1 人手不足倒産件数、年度件数としては過去最高を記録
一般的には、後継者が見つからないなどの後継者難や従業員の採用難など、人手不足が原因となった企業の倒産を人手不足倒産といいます。

2018年4月から2019年2月までの人手不足倒産件数は362件に上り、年度集計件数としては過去最高を記録したそうです(東京商況リサーチHP「データを読む」2019年3月8日公開記事参照)。

2 倒産要因「求人難型」が前年同月比750%増
2019年1月-2月でみると、人手不足倒産自体は前年度同期比10%増ですが、「人手不足」の内訳をみると、「求人難」型の倒産が17件あり、これは前年度同期比750%という驚異の増加っぷりです。

人手不足倒産に陥る前に…

人手不足を解消するための様々な試み

今、人手不足を解消するためにさまざまな試みがなされています。

そのための大きな施策の1つが、出入国管理法改正です。これにより新たな就労資格が創設され、単純労働分野についても外国人労働者の受け入れができるようになります。
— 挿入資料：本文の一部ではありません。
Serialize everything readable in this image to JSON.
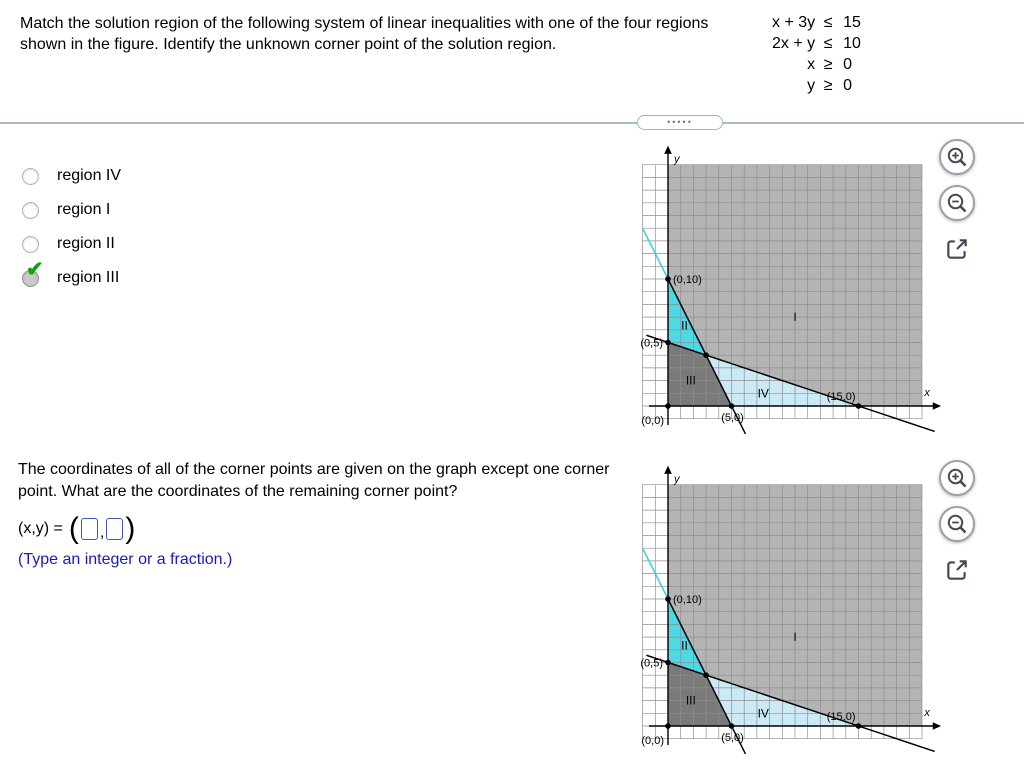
{
  "q1": {
    "text": "Match the solution region of the following system of linear inequalities with one of the four regions shown in the figure. Identify the unknown corner point of the solution region.",
    "system": [
      {
        "lhs": "x + 3y",
        "op": "≤",
        "rhs": "15"
      },
      {
        "lhs": "2x + y",
        "op": "≤",
        "rhs": "10"
      },
      {
        "lhs": "x",
        "op": "≥",
        "rhs": "0"
      },
      {
        "lhs": "y",
        "op": "≥",
        "rhs": "0"
      }
    ],
    "options": [
      {
        "label": "region IV",
        "selected": false
      },
      {
        "label": "region I",
        "selected": false
      },
      {
        "label": "region II",
        "selected": false
      },
      {
        "label": "region III",
        "selected": true
      }
    ]
  },
  "q2": {
    "text": "The coordinates of all of the corner points are given on the graph except one corner point. What are the coordinates of the remaining corner point?",
    "answer_prefix": "(x,y) =",
    "open_paren": "(",
    "comma": ",",
    "close_paren": ")",
    "input_x": "",
    "input_y": "",
    "hint": "(Type an integer or a fraction.)"
  },
  "divider_dots": "•••••",
  "icons": {
    "selected_check": "✔"
  },
  "chart_data": {
    "type": "inequality-region-plot",
    "note": "Same figure appears twice (top and bottom).",
    "axis_labels": {
      "x": "x",
      "y": "y"
    },
    "x_range": [
      -2,
      20
    ],
    "y_range": [
      -1,
      19
    ],
    "base_region_color": "#b4b4b4",
    "grid_color": "#8e8e8e",
    "boundary_lines": [
      {
        "equation": "2x + y = 10",
        "segment": [
          [
            0,
            10
          ],
          [
            6.1,
            -2.2
          ]
        ],
        "color": "#000000"
      },
      {
        "equation": "2x + y = 10 (extension above y-axis)",
        "segment": [
          [
            -2,
            14
          ],
          [
            0,
            10
          ]
        ],
        "color": "#2ed3e2"
      },
      {
        "equation": "x + 3y = 15",
        "segment": [
          [
            -1.7,
            5.57
          ],
          [
            21.0,
            -2.0
          ]
        ],
        "color": "#000000"
      }
    ],
    "regions": [
      {
        "name": "I",
        "color": "#b4b4b4",
        "label_at": [
          10,
          7
        ]
      },
      {
        "name": "II",
        "color": "#4ed9e7",
        "polygon": [
          [
            0,
            5
          ],
          [
            0,
            10
          ],
          [
            3,
            4
          ]
        ],
        "label_at": [
          1.3,
          6.35
        ]
      },
      {
        "name": "III",
        "color": "#7a7a7a",
        "polygon": [
          [
            0,
            0
          ],
          [
            0,
            5
          ],
          [
            3,
            4
          ],
          [
            5,
            0
          ]
        ],
        "label_at": [
          1.8,
          2.0
        ]
      },
      {
        "name": "IV",
        "color": "#cce9f6",
        "polygon": [
          [
            3,
            4
          ],
          [
            5,
            0
          ],
          [
            15,
            0
          ]
        ],
        "label_at": [
          7.5,
          1.0
        ]
      }
    ],
    "corner_points": [
      {
        "xy": [
          0,
          10
        ],
        "label": "(0,10)",
        "label_pos": "right"
      },
      {
        "xy": [
          0,
          5
        ],
        "label": "(0,5)",
        "label_pos": "left"
      },
      {
        "xy": [
          0,
          0
        ],
        "label": "(0,0)",
        "label_pos": "below-left"
      },
      {
        "xy": [
          5,
          0
        ],
        "label": "(5,0)",
        "label_pos": "below"
      },
      {
        "xy": [
          15,
          0
        ],
        "label": "(15,0)",
        "label_pos": "above-left"
      },
      {
        "xy": [
          3,
          4
        ],
        "label": "",
        "label_pos": "none"
      }
    ]
  }
}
改正出入国管理法の施行は4月からですが、施行されたとして実際にどういう風に進められていくのかなど明らかになっていない部分も多々ありますので、しばらく様子見といった感じになることが予想されます。が、大きな戦力になることは間違いないと思いますので、これをきっかけに外国人労働者の採用を検討してみるのも良いと思います。

高齢者に関しては、定年の延長などの議論がなされているところです。

今も定年後でも嘱託職員という形で再雇用をしている会社も多くありますので、賃金をどうするのかの問題は別として、会社に馴染みやすい制度ですね。

その他、女性の雇用促進や障がい者の雇用促進についても様々な試行錯誤がなされています。人手不足は嘆かわしいものの、様々な人の活躍によって会社を変えていく良いきっかけになるかもしれません。